Le principal actionnaire,qu’on aurait imaginé être Prasad Motaparti ou
Manubhai Jethabhai Patel, se trouve être la sociétédu nom de Kenelm Limited.
Les recherches au sujet de cette société offshore dirigent vers l’Île de Man,
un paradis fiscal avéré. Si le nom de M. Prasad, Président Directeur Général
de la société figure dans l’actionnariat, il n’arrive qu’en second, derrière
la société Kenelm Limited et devant une autre société tout aussi mystérieuse
: Kazitom limited.
Dans un rapport sur la transparence dans l’industrie minière au Togo portant
sur l’année 2003, mais publié en juillet 2015, l’actionnaire majoritaire,
Kenelm Limited (40%) est déclaré être basé au Royaume Uni. Un autre, 3e plus
important actionnaire, Rafles Holdings (17%,) est déclaré se situer au
Panama, autre paradis fiscal. Aucune mention de Manubhai Jethabhai Patel,
pourtant présenté par plusieurs sources, dont la Banque Mondiale, comme l’un
des deux piliers de la société. Ce Kenyan de 80 ans, né en Inde et résidant
au Ghana d’où il supervise ses affaires en Afrique et dans le monde, est
peut-être caché derrière l’une des sociétés écran.

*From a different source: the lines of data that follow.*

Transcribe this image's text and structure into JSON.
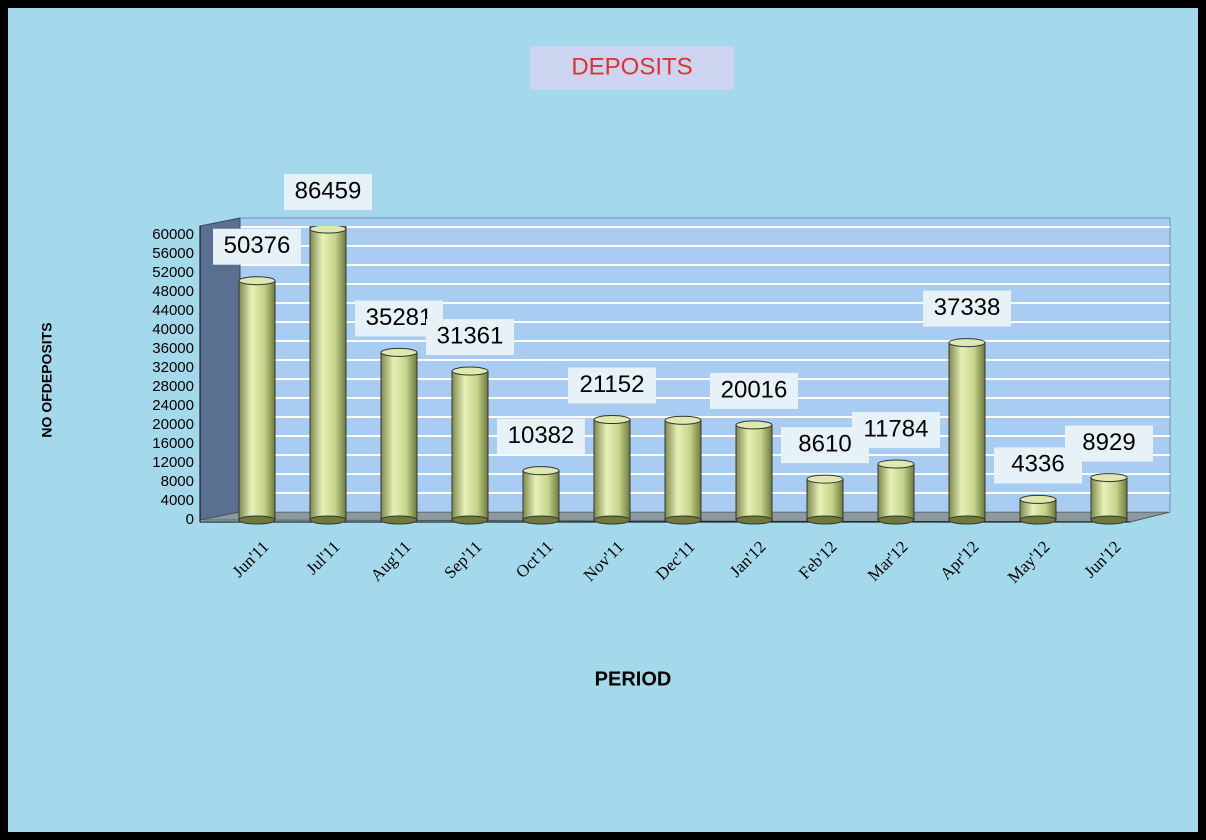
{
  "chart_data": {
    "type": "bar",
    "title": "DEPOSITS",
    "x_label": "PERIOD",
    "y_label": "NO OFDEPOSITS",
    "categories": [
      "Jun'11",
      "Jul'11",
      "Aug'11",
      "Sep'11",
      "Oct'11",
      "Nov'11",
      "Dec'11",
      "Jan'12",
      "Feb'12",
      "Mar'12",
      "Apr'12",
      "May'12",
      "Jun'12"
    ],
    "values": [
      50376,
      86459,
      35281,
      31361,
      10382,
      21152,
      21000,
      20016,
      8610,
      11784,
      37338,
      4336,
      8929
    ],
    "value_labels": [
      "50376",
      "86459",
      "35281",
      "31361",
      "10382",
      "21152",
      null,
      "20016",
      "8610",
      "11784",
      "37338",
      "4336",
      "8929"
    ],
    "color": "#c8d890",
    "ylim": [
      0,
      60000
    ],
    "yticks": [
      0,
      4000,
      8000,
      12000,
      16000,
      20000,
      24000,
      28000,
      32000,
      36000,
      40000,
      44000,
      48000,
      52000,
      56000,
      60000
    ],
    "grid": true
  }
}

Contactés par L’Alternative pour avoir plus d’éclaircissement sur
l’actionnariat et d’autres sujets, les responsables de Wacem n’ont pas jugé
utile de répondre à nos correspondances téléphoniques et électroniques. La
Banque Mondiale, entre-temps actionnaire du Groupe Wacem, a apporté à notre
Rédaction une réponse très succincte. « IFC a investi dans le Groupe WACEM
entre 2001 et 2006. En Janvier 2006, IFC a vendu sa participation dans le
Groupe et depuis cette date, n’a eu aucun autre investissement dans la
société », a écrit Zibu Sibanda, chargée de communication d’IFC, la branche
de la Banque chargée du secteur privé, précisant que « Ballyward, Bitchemy,
Amexfield Togo Steel/ATS, et Tema Steel/ TSC n’ont jamais été des clients
d’IFC ». Elle s’est elle aussi abstenue de révéler la composition de
l’actionnariat du groupe et les activités des deux sociétés offshore de ceux
qui sont devenus des magnats de l’industrie en Afrique de l’Ouest. Sur son
site, on apprend tout de même que les deux personnages sont bel et bien les
principaux « sponsors » de Wacem.
Le couple Patel-Prasad est aujourd’hui à la tête d’un très puissant empire
d’affaire en Afrique détenant une vingtaine de sociétés actives dans la
cimenterie, l’industrie d’acier, l’acier et l’alliage, le dessin industriel,
l’informatique, le transport et la logistique, le commerce international. En
cimenterie seule, ils possèdent plusieurs usines au Togo, au Ghana, au Niger,
au Burkina, au Mali, en Côte d’Ivoire, en Guinée Conakry, au Congo
Démocratique, à Madagascar…nombre d’entre elles sont actuellement en
extension. C’est en plus de ces nombreuses sociétés qu’il dispose d’au moins
deux sociétés écran avec le cabinet panaméen Monssack Fonseca. Si Ballyward
est destinée à faire le commerce international d’acier vers l’Afrique de
l’Ouest, BitChemy Ventures Limited est, elle, destinée à effectuer des
investissements directs et détenir des intérêts dans des sociétésbasées dans
le plus opaque Etat des Etats-Unis,le Delaware. Ce dernier, le deuxième Etat
le plus petit des USA, situé sur la côte Est, est connu pour être une
destination prisée pour l’évasion fiscale. « En 2014, plus de 950.000
entreprises du monde entier s’étaient enregistrées dans le Delaware, soit
plus que le nombre d’habitants de l’État (935.600) », renseigne sur son site
www.lefigaro.fr.
En fin d’année 2011, par exemple, selon une copie d’un compte-rendu de
réunion en possession de L’Alternative, les deux hommes d’affaires
indo-kényans se seraient retrouvés à Tema, au Ghana, pour décider de
l’acquisition de 3000 tonnes d’acier auprès d’une société suisse du nom de
Mechel Trading Limited. Cette opération qui représente un montant de deux
millions trois cent un mille US$ dollars (2.301.000 US$), soit plus d’un
milliard de francs CFA, est réalisée via l’une des sociétés écran, Ballyward.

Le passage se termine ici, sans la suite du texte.